Texte :  Stéphane Wargnier

On dit que « pour comprendre la fleur, il faut étudier la graine ». Qu’était donc Mixte à sa naissance, il y a 25 ans ? Le journaliste Stéphane Wargnier, ancien collaborateur de Mixte, revient sur les origines d’une publication indépendante de mode française unique en son genre.

Anticipant les usages de l’écriture inclusive, Mixte encadrait d’une parenthèse son e final pour laisser planer l’ambiguïté sur son genre : Mixt(e). Ou plus exactement pour s’affirmer “magazine de mode femme-homme”, joignant par ce tiret les deux genres plus qu’il ne les additionnait, créant ainsi une chimère bi-genrée et singulière. Sur la couverture de ce premier numéro de l’automne-hiver 1996, David Sims réunit sur un portrait en noir et blanc Stella Tenant et un jeune garçon, coiffé.e.s d’un carré lissé et vêtu.e.s du costume rayé de Jean Paul Gaultier. Le ton est donné : ici, un garçon manqué c’est une fille réussie, et réciproquement. Ce faisant, le magazine pose ses bases sur l’air du temps. Peu auparavant, Calvin Klein a lancé son parfum ck one avec une image (à la Avedon…) de Steven Meisel, fixant la beauté androgyne de l’adolescence, versant no-gender du pas de deux que les décennies à venir feront danser au masculin/féminin. De son côté, Jean Paul Gaultier inventait la haute couture homme dans un défilé culte de juillet 1996 où des messieurs à l’hyper virilité indubitable portaient traînes et corsets, ouvrant par là même la voie à une versatilité sexuelle qui multiplie les identités de genre plutôt que de les soustraire. Il n’y a pas que dans les restaurants de l’époque qu’on aime la fusion et la confusion. Mixte donne à ses double-je une vitrine sous la bannière de la passion qui les unit, la mode. “Ceux qui ont fait Mixt(e) ressemblent à ceux qui vont le lire : des amoureux de la mode et de tout ce qu’elle embrasse.
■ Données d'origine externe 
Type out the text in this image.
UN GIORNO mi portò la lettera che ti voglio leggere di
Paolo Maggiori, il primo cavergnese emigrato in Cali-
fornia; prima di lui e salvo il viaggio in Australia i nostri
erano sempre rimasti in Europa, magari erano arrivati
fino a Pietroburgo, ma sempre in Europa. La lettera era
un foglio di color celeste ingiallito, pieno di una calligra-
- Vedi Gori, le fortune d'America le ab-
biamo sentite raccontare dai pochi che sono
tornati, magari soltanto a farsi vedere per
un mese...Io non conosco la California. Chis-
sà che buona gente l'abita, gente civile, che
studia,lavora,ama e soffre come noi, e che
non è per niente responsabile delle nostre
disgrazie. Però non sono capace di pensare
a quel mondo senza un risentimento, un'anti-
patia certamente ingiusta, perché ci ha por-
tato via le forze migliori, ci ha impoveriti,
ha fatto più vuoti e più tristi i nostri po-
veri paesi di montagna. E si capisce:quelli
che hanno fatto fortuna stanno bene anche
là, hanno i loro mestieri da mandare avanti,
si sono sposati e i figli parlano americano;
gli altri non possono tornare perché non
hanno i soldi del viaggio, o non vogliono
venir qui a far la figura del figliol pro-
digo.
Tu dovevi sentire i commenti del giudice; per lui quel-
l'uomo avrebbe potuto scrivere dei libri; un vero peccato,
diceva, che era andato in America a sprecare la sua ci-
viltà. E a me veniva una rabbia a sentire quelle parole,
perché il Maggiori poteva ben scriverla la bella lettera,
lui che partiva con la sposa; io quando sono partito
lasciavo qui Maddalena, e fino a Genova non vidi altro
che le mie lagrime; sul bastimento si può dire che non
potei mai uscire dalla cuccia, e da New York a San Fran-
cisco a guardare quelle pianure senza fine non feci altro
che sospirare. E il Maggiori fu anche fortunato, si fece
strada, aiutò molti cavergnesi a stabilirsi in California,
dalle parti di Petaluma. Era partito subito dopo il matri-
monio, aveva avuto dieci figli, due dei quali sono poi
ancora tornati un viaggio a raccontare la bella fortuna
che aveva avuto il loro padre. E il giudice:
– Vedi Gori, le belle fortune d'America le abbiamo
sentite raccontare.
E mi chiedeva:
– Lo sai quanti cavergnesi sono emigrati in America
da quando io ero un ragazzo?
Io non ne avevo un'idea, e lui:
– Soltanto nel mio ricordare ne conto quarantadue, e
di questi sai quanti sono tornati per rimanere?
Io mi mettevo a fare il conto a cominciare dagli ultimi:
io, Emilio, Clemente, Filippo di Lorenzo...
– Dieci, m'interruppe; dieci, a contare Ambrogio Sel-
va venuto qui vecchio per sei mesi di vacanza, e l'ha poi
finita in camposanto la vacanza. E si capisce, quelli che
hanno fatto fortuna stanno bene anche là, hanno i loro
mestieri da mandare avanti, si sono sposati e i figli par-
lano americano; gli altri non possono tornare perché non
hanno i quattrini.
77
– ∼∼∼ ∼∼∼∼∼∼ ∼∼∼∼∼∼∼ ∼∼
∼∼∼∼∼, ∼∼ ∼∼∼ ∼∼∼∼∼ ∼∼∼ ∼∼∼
La mode sur tous les modes”, énonce le premier édito. Dans le deuxième, les mots “énergie”, “curiosité”, “jubilation”, “urgence”, “présence”, “envie” montent à la surface d’un texte qui dit déjà la place que Mixte va tenir dans la presse fashion.

La cover du premier numéro de Mixte shootée par David Sims avec Stella Tennant (1996).

Un magazine de mode, c’est aussi un projet humain, un état d’esprit. Certains sont des clubs privés qui cooptent leurs membres à la pince à épiler, d’autres sont des trains en roue libre qui passent les saisons comme des gares trop familières, d’autres encore des écoles du style à la direction très tatillonne, d’autres enfin ne sont que des vitrines promotionnelles pour des talents surtarifés… Dans ce paysage si particulier où tout le monde se connaît en feignant de s’ignorer, Mixte serait plutôt, dès ses débuts, une maison de vacances aux portes grandes ouvertes, dont chaque chambre raconte une histoire gorgée de souvenirs. Au fil des ours, comme des saisons qui passent, on retrouve plein d’amis : Babeth Djian, Alexandra Senes, Farid Chenoune, Christian Caujolle, Isabelle Peyrut, Gérard Lefort, Yasmine Eslami, Olivier Zham, Nathalie Fraser, Thierry Colson, Vincent Dieutre, Marie Colmant, Stephen Todd, Emmanuelle Alt, Friquette Thevenet, Claire Dhelens, Loïc Prigent, Belén Casadevall… La maison est accueillante. sans compter un casting de photographes à rêver debout : Paolo Roversi, Mario Sorrenti, David Sims, Jean-Baptiste Mondino, Ellen von Unwerth, Mark Borthwick, Peter Lindbergh, Mario Testino, Nathaniel Goldberg, Steven Klein, Corinne Day, Jacob Sutton, Vivian Sassen, Jean-Paul Goude, Liz Collins mais aussi, plus inattendus, Duane Michals ou Andres Serrano, passés pour Mixte de l’art à la mode.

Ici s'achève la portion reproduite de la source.